The SRA carried out three attacks including one in each of three districts of interior Sindh cited earlier targeting security forces, a railway track, and political leaders.
Apart from nationalist insurgents, an unknown militant group as well as a Shia sectarian group, Sipah-e-Muhammad Pakistan (SMP), also carried out one attack each in Karachi.
The attack by the former targeted a mini truck carrying family members of a Jamaat-e-Islami (JI) leader hailing from Swat while the SMP militants shot and injured a renowned Sunni scholar Mufti Saleemullah Khan, belonging to the Banuri Town seminary.
Some five terrorist attacks took place in Punjab which claimed 14 lives and injured 51 people. Two of them were perpetrated by the TTP in Rawalpindi, which killed two and injured five policemen.
Some unknown militants carried out an IED blast near the residence of Jamaat-ud-Dawa (JuD) Chief Hafiz Saeed in Lahore killing three people.
Meanwhile, six people were murdered while five others sustained injuries by the firing of a religiously inspired extremist individual in DG Khan.
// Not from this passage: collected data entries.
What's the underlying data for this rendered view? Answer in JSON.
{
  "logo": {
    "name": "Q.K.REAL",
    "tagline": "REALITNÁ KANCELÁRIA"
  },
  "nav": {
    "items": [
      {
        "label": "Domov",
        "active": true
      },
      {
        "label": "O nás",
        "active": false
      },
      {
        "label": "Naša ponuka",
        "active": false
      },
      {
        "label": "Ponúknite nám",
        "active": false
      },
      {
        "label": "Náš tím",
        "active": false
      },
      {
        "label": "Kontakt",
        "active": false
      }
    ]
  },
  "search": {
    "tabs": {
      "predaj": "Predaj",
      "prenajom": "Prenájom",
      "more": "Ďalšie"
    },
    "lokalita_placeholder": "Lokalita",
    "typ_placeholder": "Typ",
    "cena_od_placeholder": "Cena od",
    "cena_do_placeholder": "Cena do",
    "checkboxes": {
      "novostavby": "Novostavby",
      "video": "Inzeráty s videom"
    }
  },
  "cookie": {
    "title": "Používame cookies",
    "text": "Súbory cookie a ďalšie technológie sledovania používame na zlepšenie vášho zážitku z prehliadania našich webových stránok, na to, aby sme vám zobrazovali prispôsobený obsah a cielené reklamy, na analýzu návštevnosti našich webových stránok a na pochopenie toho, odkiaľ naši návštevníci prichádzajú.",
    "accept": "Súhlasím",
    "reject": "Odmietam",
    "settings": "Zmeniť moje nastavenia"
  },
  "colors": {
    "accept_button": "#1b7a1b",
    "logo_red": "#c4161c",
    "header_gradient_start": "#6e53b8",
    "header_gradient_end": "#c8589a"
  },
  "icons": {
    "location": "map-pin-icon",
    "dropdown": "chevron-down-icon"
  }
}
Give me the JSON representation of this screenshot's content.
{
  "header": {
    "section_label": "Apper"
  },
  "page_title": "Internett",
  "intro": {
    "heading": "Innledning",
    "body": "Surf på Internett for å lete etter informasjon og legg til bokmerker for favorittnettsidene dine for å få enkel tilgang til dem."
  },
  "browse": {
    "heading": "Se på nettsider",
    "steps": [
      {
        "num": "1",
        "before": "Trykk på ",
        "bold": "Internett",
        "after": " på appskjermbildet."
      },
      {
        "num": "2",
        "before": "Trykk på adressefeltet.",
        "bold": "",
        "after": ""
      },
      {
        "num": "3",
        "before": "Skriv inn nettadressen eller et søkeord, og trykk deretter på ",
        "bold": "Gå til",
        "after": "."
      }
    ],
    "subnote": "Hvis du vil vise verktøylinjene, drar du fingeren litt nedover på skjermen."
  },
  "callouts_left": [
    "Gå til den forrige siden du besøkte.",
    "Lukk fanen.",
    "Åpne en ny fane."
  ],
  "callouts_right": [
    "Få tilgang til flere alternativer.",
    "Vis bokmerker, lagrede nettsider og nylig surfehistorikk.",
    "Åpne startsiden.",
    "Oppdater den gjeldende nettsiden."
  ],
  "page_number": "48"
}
In a sectarian-related terrorist attack reported from Bahawalnagar, two mourners were killed, and 24 were injured in a grenade attack on an Ashura procession.
Two terrorist attacks were recorded in Islamabad in which the banned TTP killed three policemen and injured two others.
Despite an increase in the number of terrorist attacks from the year before, the overall incidents of violence plummeted from 373 in 2020 to 326 in 2021.
The decrease in overall violent incidents was largely contributed by a significant decrease in the number of cross-border attacks from the year before.
However, the overall death toll in these violent incidents increased by over 21 per cent; from 503 in 2020 to 609 in 2021. Similarly, the number of people injured in all such incidents of violence also increased from 851 in 2020 to 1,045 in 2021.
For the second time since 2009, the number of terrorist attacks posted an upsurge in the year 2021; the first such exception happened in 2013. Otherwise, there has been a gradual decline in the incidents of terrorist violence and consequent casualties since 2009.
The continuous operational and surveillance campaigns by security forces and police’s counter-terrorism departments (CTDs) and some counter-extremism actions taken under the National Action Plan (NAP) had apparently been contributing to the declining trend in terrorism.
However, the reversal of the declining trend in 2021 suggests the militants have once again increased their presence and activities in Pakistan.